Star Trek Online has had a rocky start already with the players. The original promises were largely scaled back to an experience that was 90% Federation, 99% solo gaming and 100% space combat at the beginning. The second of the initial two factions the Klingons were a tack on, with no quest content of their own and only pvp to skill up and move on. The initial reviews were mediocre to good, nothing exceptional considering the hype that was generated around the game. Since that time much has been added to the game to make it more fleshed out, some of it welcomed by players and some of it not. The latest news is something that has the players up in arms for what I think are some very good reasons.
Cryptic announced they would be setting up an Advisory Council made of players to be the liaison between the community and the developers, an idea that has seen some success when implemented in other games. Unfortunately Cryptic’s announcement has invited much criticism from the players, centered around how the choice of council members was made. It seems, according to Marcom Manager Ivan-Cryptic:
“The first batch of participants was a starting place decided upon by a social networking firm that works for our folks at Atari. They gauged interest, received responses, and settled on a decent place to start the effort.”
In EVE Online, the Council of Stellar Management is an entity made of five player representatives that are voted on by EVE players, and accountable to the community via a message board on the official website. Terms are limited to 6 months and the satisfaction with the program is high among the players. Cryptic decided to take another path, namely hiring a marketing/social networking firm to choose the Council. No regulations were announced about how long these people would be speaking for the community and no mention of any procedures put in place to see that they’re accurately representing the views of those in the playing community.
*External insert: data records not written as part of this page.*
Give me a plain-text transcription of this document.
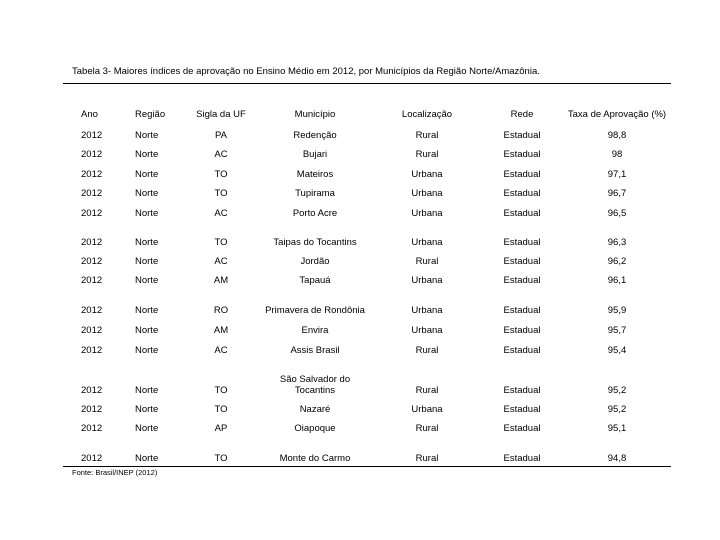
Tabela 3- Maiores índices de aprovação no Ensino Médio em 2012, por Municípios da Região Norte/Amazônia.
Ano	Região	Sigla da UF	Município	Localização	Rede	Taxa de Aprovação (%)
2012	Norte	PA	Redenção	Rural	Estadual	98,8
2012	Norte	AC	Bujari	Rural	Estadual	98
2012	Norte	TO	Mateiros	Urbana	Estadual	97,1
2012	Norte	TO	Tupirama	Urbana	Estadual	96,7
2012	Norte	AC	Porto Acre	Urbana	Estadual	96,5
2012	Norte	TO	Taipas do Tocantins	Urbana	Estadual	96,3
2012	Norte	AC	Jordão	Rural	Estadual	96,2
2012	Norte	AM	Tapauá	Urbana	Estadual	96,1
2012	Norte	RO	Primavera de Rondônia	Urbana	Estadual	95,9
2012	Norte	AM	Envira	Urbana	Estadual	95,7
2012	Norte	AC	Assis Brasil	Rural	Estadual	95,4
2012	Norte	TO	São Salvador do Tocantins	Rural	Estadual	95,2
2012	Norte	TO	Nazaré	Urbana	Estadual	95,2
2012	Norte	AP	Oiapoque	Rural	Estadual	95,1
2012	Norte	TO	Monte do Carmo	Rural	Estadual	94,8
Fonte: Brasil/INEP (2012)
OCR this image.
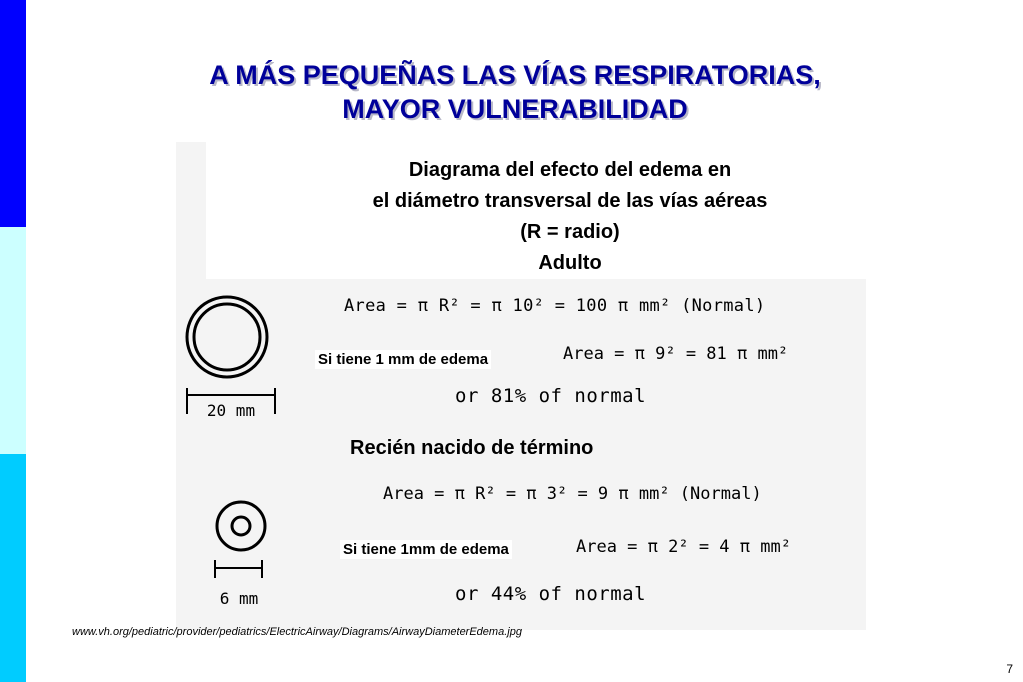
A MÁS PEQUEÑAS LAS VÍAS RESPIRATORIAS,
MAYOR VULNERABILIDAD
Diagrama del efecto del edema en
el diámetro transversal de las vías aéreas
(R = radio)
Adulto
20 mm
Area = π R² = π 10² = 100 π mm² (Normal)
Si tiene 1 mm de edema	Area = π 9² = 81 π mm²
or 81% of normal
Recién nacido de término
6 mm
Area = π R² = π 3² = 9 π mm² (Normal)
Si tiene 1mm de edema	Area = π 2² = 4 π mm²
or 44% of normal
www.vh.org/pediatric/provider/pediatrics/ElectricAirway/Diagrams/AirwayDiameterEdema.jpg
7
It’s bad form and inviting trouble when you try to place a set of players over any others and that’s exactly what’s happening now.
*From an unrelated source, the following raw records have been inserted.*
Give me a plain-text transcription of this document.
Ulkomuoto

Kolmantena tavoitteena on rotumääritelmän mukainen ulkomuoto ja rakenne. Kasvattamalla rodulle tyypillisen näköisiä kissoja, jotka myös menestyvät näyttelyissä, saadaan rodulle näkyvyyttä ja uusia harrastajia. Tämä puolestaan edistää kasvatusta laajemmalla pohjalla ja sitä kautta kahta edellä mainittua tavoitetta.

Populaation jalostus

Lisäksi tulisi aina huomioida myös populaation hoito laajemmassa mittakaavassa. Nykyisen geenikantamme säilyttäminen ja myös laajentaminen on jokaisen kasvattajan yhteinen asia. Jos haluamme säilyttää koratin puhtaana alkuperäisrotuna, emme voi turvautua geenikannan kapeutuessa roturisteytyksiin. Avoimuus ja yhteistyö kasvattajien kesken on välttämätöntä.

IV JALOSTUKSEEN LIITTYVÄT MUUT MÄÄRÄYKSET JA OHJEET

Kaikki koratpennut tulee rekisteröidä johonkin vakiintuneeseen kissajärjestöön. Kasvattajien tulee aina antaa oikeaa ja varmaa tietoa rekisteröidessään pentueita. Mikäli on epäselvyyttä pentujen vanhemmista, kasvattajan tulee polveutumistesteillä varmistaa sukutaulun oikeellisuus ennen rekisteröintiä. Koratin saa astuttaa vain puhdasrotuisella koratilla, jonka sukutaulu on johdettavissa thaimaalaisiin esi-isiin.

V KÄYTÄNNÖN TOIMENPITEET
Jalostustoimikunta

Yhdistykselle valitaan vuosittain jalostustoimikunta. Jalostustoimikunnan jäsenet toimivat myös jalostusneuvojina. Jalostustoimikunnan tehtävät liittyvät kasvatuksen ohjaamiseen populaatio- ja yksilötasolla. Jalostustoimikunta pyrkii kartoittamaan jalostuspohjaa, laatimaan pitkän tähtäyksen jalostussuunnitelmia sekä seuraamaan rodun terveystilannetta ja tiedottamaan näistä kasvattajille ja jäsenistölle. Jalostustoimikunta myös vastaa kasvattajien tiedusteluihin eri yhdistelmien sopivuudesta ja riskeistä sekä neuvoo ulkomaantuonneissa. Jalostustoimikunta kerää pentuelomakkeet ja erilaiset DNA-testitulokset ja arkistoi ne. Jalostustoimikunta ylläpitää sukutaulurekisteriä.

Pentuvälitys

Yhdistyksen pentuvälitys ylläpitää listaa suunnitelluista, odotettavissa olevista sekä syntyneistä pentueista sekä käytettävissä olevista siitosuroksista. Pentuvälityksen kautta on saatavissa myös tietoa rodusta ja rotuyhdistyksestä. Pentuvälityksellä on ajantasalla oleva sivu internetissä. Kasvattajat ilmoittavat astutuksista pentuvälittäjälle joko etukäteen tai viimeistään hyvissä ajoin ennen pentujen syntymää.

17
What bothers me most though is that Cryptic seems to be less interested in what current players have to say and more in what will bring other people from the larger Star Trek community into the game. It’s a short sighted way to think and doesn’t really show concern for retaining their current population. Here’s another quote from Ivan-Cryptic later in the thread:
“… maybe we could find a better way of approaching them. Like, maybe we could speak with people who run Star Trek conventions, other Star Trek fan clubs, Star Trek exhibitions, etc. Maybe we’re already doing exactly that.”
Are those the people you need to talk to about changes you’re going to make to your game? I normally don’t listen when people are hysterical about things but the claims of the council in Star Trek Online being just a “PR stunt” ring a little truer given statements like that.
What do you think about the marketing of Star Trek Online, is it neglecting the players who are currently playing at the expense of trying to bring in more? And how do you think this relates to Bioware saying recently that the upcoming Star Wars: TOR MMO must reach 1 million subscribers to break even on production costs? Would love to hear what you have to say.